Sakile Chenzira, a customer-service representative at Cincinnati Children's Hospital Medical Center, refused to get a flu shot required by her employer and claimed that her religious beliefs as a vegan prohibited her from ingesting animal products or byproducts including the flu vaccine cultured in chicken eggs. In the past the hospital had accommodated her beliefs, but in December 2010 the facility fired her for her refusal.
Chenzira sued the hospital, claiming it discriminated against her because of her religious beliefs in veganism.
The U.S. district court ruled that veganism could be considered a "religious practice" and that Chenzira may have a plausible bias claim against the hospital. Chenzira v.
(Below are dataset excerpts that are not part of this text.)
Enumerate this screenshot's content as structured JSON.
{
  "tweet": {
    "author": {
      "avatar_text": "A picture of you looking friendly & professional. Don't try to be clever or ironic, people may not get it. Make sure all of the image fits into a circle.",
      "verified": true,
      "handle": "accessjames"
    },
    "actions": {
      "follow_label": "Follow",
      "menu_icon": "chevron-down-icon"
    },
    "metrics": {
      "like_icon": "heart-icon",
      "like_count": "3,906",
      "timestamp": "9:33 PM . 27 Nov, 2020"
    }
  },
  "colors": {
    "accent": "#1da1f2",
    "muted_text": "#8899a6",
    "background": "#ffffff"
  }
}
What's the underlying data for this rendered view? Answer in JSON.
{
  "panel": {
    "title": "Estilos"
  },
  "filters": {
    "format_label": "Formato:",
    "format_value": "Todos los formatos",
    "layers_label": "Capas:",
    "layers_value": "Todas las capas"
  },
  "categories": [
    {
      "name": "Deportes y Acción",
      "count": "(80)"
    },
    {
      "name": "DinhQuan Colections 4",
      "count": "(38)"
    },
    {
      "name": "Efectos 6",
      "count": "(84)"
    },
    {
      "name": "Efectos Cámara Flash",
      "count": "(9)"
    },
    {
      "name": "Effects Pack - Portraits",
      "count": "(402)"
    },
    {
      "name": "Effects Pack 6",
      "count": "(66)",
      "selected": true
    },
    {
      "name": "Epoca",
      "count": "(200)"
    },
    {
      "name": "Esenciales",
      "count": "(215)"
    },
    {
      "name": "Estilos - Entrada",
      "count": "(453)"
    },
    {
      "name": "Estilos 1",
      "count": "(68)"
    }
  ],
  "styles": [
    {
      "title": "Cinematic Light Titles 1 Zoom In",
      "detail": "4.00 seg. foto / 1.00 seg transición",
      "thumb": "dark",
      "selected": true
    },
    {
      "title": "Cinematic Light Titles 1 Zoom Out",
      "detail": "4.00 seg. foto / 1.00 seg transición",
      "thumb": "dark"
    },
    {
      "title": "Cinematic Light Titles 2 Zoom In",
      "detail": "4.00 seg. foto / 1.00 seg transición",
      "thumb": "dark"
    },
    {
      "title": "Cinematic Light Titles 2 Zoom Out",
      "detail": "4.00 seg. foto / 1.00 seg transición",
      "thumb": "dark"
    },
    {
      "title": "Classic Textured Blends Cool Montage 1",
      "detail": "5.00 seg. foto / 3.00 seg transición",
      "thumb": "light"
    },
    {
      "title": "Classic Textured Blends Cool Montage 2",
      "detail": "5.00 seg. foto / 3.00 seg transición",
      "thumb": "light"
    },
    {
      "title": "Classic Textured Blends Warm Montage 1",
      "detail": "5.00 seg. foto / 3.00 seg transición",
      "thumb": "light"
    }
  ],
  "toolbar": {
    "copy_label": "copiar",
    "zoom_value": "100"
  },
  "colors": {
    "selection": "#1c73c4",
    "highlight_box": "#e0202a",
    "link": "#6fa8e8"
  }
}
Cincinnati Children's Hospital Medical Center, S.D. Ohio, No. 1:11-cv-00917, (Dec. 27, 2012).
Along those same lines, the Patient
Protection and Affordable Care Act has been challenged in several recent cases. Its provisions require that employers provide contraceptive coverage. Several business owners and organizations have gone to the courts since they objected to providing health care to their employees that opposed the companies' religious beliefs. In a recent decision, a U.S. district court in Missouri granted a preliminary injunction in favor of several religious business owners. Pulverizer Co. v. HHS, W.D. Mo., No. 12-cv-3459, (Dec. 20, 2012).
By contrast, the U.S. Court of Appeals for the 10th Circuit decided a similar case using the likelihood of success on the merits standard and refused to grant a preliminary injunction to several religious business owners. Hobby Lobby Stores Inc. v. Sebelius, 10th Cir., No. 12-6294 (Dec. 20, 2012).
IMPACT: Employers and employees should review developments and remain cautious to the legal ramifications of their actions and available legal remedies.